Mit jedem Lernschritt erwerben wir ein Stück größerer Unabhängigkeit. Es wächst unserer Zutrauen in eigenes Handeln, im Rahmen unserer altersgemäßen Möglichkeiten können wir für uns selbst sorgen, Alltagsprobleme lösen und uns neuen Aufgaben stellen. Mit der Erweiterung unserer Handlungsspielräume erfahren wir, dass wir auf das, was passiert Einfluss nehmen können. Unsere wachsende Überzeugung, dass wir durch unserer Handeln unser Gleichgewicht stabilisieren und unseren Zielen näher kommen, befriedigt eines der zentralsten Bedürfnisse: nach Macht und Kontrolle. Unsere Eltern lassen uns machen, geben uns Freiräume, greifen nicht ein, wenn sie eine Aufgabe besser oder schneller lösen können. Wir gewinnen Selbstvertrauen und Autonomie.

Ein weiteres wichtiges Grundbedürfnis entfaltet sich schon ab den ersten Lebensjahren: Das Bedürfnis nach erotischem Lustgewinn. In natürlicher Weise erkunden wir unsere erogenen Zonen, genießen die Stimulation, entdecken die Unterschiede zum anderen Geschlecht. Auch unser sich entwickelndes Bedürfnis nach Intimität, nach Achtung unserer natürlichen Schamgrenzen wird ernst genommen. Wir spüren, wenn wir eine Berührung oder Zärtlichkeit nicht wollen und können dies zum Ausdruck bringen.

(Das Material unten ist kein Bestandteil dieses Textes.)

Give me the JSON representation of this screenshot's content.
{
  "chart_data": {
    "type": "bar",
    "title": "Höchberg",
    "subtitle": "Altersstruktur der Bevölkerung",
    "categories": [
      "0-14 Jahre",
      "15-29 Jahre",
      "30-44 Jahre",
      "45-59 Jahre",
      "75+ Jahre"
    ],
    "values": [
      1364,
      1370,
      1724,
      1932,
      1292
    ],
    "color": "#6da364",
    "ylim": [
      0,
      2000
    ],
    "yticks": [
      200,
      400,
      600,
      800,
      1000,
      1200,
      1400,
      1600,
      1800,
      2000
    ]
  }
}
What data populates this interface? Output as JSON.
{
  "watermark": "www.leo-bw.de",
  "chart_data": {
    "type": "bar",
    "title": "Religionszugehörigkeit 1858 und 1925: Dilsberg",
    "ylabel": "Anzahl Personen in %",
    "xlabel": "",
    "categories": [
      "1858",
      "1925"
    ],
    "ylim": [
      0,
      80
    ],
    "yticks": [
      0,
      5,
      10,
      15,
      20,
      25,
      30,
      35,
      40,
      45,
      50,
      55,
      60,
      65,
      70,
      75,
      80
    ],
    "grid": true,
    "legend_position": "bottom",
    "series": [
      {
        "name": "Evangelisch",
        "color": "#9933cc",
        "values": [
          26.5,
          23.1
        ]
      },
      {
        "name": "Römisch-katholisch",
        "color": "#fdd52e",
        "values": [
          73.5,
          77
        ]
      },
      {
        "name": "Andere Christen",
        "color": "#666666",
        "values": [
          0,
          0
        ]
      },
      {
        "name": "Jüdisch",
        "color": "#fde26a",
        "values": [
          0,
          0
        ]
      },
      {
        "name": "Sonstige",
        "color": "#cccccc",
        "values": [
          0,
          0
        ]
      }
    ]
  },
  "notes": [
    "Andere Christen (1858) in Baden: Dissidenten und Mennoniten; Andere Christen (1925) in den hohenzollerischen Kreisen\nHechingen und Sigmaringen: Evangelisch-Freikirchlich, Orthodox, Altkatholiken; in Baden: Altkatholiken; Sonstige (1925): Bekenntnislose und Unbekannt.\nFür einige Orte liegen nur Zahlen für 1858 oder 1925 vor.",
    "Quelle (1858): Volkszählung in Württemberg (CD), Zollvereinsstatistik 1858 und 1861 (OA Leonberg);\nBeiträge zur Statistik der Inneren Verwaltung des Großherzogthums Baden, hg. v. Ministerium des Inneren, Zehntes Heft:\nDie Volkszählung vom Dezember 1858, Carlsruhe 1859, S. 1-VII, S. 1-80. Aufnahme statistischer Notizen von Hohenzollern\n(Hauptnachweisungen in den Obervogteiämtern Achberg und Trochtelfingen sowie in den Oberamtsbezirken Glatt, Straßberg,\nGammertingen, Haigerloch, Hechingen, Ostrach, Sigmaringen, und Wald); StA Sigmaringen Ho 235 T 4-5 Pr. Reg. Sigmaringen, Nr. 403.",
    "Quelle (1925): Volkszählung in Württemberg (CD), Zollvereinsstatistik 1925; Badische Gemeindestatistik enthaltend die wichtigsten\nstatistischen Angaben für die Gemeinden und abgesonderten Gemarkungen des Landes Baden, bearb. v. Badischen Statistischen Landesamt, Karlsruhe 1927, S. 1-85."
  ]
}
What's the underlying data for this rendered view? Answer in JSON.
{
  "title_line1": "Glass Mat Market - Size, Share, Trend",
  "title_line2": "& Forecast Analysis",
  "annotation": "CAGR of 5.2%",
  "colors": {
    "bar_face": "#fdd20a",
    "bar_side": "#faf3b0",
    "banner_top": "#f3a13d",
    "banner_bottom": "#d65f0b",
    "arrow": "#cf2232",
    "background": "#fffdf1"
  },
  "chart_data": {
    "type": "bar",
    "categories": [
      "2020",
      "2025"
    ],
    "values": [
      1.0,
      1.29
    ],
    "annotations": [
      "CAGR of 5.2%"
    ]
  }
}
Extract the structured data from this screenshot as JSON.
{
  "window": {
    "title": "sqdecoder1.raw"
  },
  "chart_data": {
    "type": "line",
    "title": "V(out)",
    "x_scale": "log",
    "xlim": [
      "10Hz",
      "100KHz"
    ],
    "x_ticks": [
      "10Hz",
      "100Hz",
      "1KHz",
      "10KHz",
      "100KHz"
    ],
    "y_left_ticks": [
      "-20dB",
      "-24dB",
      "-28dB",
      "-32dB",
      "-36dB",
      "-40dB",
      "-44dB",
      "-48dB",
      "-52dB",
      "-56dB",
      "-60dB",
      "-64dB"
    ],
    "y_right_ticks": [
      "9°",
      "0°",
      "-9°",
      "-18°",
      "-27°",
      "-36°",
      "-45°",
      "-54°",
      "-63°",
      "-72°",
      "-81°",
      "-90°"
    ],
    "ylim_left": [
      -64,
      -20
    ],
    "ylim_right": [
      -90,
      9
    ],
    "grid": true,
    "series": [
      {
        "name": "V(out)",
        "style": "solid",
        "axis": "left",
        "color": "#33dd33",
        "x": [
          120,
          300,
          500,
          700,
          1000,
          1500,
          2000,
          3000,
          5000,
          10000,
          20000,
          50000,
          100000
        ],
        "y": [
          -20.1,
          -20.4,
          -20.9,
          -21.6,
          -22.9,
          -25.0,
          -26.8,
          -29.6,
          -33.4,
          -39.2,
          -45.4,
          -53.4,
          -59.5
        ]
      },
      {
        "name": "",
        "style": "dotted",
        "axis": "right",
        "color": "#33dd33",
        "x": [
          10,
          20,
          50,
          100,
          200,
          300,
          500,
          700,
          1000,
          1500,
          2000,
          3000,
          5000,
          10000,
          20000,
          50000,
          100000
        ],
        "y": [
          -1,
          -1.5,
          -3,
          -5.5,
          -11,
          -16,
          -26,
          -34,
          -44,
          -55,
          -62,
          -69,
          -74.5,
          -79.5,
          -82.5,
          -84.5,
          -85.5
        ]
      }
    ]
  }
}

Mit unserem Wissen um die eigene Identität und unser Vertrauen in die eigenen Fähigkeiten gehen wir neue soziale Bindungen ein, erleben die Zugehörigkeit zu Gruppen Gleichaltriger, gehen Liebesbeziehungen ein und grenzen uns gegenüber den Eltern und anderen Erwachsenen ab. Die Eltern reagieren nicht gekränkt oder enttäuscht, halten es aus, wenn wir sie in Frage stellen und uns von ihnen lösen. Sie begleiten uns wohlwollend auf unserem mühsamen Weg zum Erwachsenwerden. Krisen, Konflikte, Krankheiten, Ängste, Zorn, Trauer und Selbstzweifel bleiben uns nicht erspart, sie bieten uns jedoch wichtige Wachstumsimpulse, und wir gehen gestärkt aus ihnen hervor.